Низко надо мной прошел Як – мой ведущий, Лапочкин. Я помахал ему рукой, показывая, что жив. Красочная картина – зеленый самолет, охваченный ярким пламенем, на белом снегу… Я отполз на руках еще пару метров, и начали рваться снаряды. Подошли на лыжах три подростка лет десяти – двенадцати, подложили под меня несколько лыж и потащили к проходящей недалеко дороге. Там меня кто-то уложил на розвальни, запряженные лошадью. Мороз был сильный, обожженное лицо и руки стали обмерзать, кто-то надел мне варежки и закрыл лицо шапкой. Сутки я пробыл в полевом госпитале, находившемся в каком-то старинном здании на окраине города Истры (кажется, это был дом отдыха). Ожоги оказались сильными – третьей, а местами четвертой степени и мучительно болели. Медсестра смачивала их раствором марганцовки, боли проходили, но вскоре я снова начинал стонать. Госпиталь был переполнен, раненые лежали в холле и на площадках лестницы, стоны раздавались отовсюду.

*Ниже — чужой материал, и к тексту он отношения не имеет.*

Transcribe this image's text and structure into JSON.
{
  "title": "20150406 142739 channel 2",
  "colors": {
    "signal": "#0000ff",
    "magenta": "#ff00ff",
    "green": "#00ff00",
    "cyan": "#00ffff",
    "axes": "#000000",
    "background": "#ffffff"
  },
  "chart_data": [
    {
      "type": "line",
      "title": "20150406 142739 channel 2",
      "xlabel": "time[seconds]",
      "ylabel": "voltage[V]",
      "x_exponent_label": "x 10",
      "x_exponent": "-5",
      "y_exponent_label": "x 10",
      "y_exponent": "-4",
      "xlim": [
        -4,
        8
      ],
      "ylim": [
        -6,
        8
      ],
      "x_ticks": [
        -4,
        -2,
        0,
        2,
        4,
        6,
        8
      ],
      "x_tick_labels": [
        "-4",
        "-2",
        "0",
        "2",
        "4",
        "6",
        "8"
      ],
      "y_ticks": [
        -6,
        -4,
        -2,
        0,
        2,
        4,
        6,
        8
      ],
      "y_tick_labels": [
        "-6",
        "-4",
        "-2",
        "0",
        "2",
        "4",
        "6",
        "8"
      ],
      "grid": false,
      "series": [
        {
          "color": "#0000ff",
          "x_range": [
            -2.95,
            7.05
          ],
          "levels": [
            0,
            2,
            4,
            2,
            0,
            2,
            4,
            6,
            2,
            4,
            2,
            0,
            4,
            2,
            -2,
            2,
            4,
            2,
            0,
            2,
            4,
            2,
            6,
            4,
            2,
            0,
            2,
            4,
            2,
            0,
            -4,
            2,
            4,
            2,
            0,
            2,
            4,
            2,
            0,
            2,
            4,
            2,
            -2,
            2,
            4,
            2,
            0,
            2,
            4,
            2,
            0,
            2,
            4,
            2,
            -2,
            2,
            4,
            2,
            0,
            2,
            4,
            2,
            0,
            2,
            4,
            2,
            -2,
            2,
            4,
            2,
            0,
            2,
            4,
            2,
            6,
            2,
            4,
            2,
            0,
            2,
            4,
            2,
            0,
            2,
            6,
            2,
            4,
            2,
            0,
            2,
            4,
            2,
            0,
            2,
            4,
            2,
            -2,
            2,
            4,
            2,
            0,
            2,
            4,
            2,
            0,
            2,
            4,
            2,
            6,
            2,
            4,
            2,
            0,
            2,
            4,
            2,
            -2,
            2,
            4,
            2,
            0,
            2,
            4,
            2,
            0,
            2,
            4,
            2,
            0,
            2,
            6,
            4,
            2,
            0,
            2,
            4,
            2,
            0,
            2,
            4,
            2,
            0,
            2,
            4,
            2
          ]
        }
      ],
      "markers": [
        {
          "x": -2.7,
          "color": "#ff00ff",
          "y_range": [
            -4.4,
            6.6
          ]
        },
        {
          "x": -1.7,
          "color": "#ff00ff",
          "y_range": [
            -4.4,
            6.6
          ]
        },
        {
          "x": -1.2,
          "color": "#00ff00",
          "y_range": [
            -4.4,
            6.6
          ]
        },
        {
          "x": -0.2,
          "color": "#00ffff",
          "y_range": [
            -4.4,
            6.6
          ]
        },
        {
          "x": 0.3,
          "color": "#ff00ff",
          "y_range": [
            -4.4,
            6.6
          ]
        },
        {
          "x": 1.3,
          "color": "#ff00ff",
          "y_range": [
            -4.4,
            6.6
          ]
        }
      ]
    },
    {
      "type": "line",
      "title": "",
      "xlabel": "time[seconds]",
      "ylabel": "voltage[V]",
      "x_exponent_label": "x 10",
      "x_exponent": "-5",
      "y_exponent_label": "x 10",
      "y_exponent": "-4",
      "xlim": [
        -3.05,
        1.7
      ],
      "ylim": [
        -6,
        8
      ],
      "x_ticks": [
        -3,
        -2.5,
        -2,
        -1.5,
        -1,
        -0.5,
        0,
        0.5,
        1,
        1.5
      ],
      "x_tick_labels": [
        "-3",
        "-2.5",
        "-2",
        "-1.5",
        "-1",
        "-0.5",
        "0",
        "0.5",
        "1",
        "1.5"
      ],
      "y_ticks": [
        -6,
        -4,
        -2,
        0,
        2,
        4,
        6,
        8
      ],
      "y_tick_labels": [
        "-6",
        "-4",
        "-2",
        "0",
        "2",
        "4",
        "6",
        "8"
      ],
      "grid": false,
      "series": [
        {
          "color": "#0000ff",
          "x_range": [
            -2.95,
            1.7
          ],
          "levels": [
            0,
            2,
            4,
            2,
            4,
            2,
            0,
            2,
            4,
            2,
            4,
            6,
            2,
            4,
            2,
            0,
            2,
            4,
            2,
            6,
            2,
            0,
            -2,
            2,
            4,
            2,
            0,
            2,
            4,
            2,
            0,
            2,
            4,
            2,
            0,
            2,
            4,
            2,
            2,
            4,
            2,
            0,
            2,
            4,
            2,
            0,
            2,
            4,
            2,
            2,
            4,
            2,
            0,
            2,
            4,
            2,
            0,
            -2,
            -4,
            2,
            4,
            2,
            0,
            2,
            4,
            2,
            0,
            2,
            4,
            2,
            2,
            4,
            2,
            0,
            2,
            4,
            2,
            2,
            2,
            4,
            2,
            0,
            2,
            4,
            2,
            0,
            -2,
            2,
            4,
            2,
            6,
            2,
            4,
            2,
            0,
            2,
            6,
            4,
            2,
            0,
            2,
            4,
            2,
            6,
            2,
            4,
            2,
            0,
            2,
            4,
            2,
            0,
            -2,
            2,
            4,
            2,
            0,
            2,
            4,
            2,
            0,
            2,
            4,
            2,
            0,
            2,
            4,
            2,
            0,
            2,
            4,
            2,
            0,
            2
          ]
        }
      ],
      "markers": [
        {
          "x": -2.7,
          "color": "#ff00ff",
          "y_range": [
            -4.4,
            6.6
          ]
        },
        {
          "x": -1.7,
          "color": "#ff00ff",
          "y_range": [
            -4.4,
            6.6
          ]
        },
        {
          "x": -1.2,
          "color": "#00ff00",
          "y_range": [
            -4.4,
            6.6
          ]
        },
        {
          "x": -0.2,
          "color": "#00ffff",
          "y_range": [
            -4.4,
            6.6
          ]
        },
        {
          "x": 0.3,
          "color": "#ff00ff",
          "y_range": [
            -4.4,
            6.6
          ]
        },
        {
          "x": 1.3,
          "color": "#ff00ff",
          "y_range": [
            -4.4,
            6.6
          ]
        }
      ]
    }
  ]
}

На следующий день из Москвы пришла «санитарка» с секретарем моего отца Александром Владимировичем Барабановым, знавшим меня с детства. Меня отвезли в Кремлевскую больницу на улице Грановского, где я пролежал около двух месяцев. На лице ниже глаз была толстая черная корка с отверстием между губами, через него и кормили с помощью поилки. Наблюдавший меня профессор А.Н. Бакулев пинцетом снимал слои корочки, уверяя, что следов не останется. А позже, когда действительно на лице почти не осталось следов, Александр Николаевич признался, что только успокаивал меня и маму, а на самом деле ожидал, что будут рубцы, такие же, как остались у меня на кистях рук и на колене.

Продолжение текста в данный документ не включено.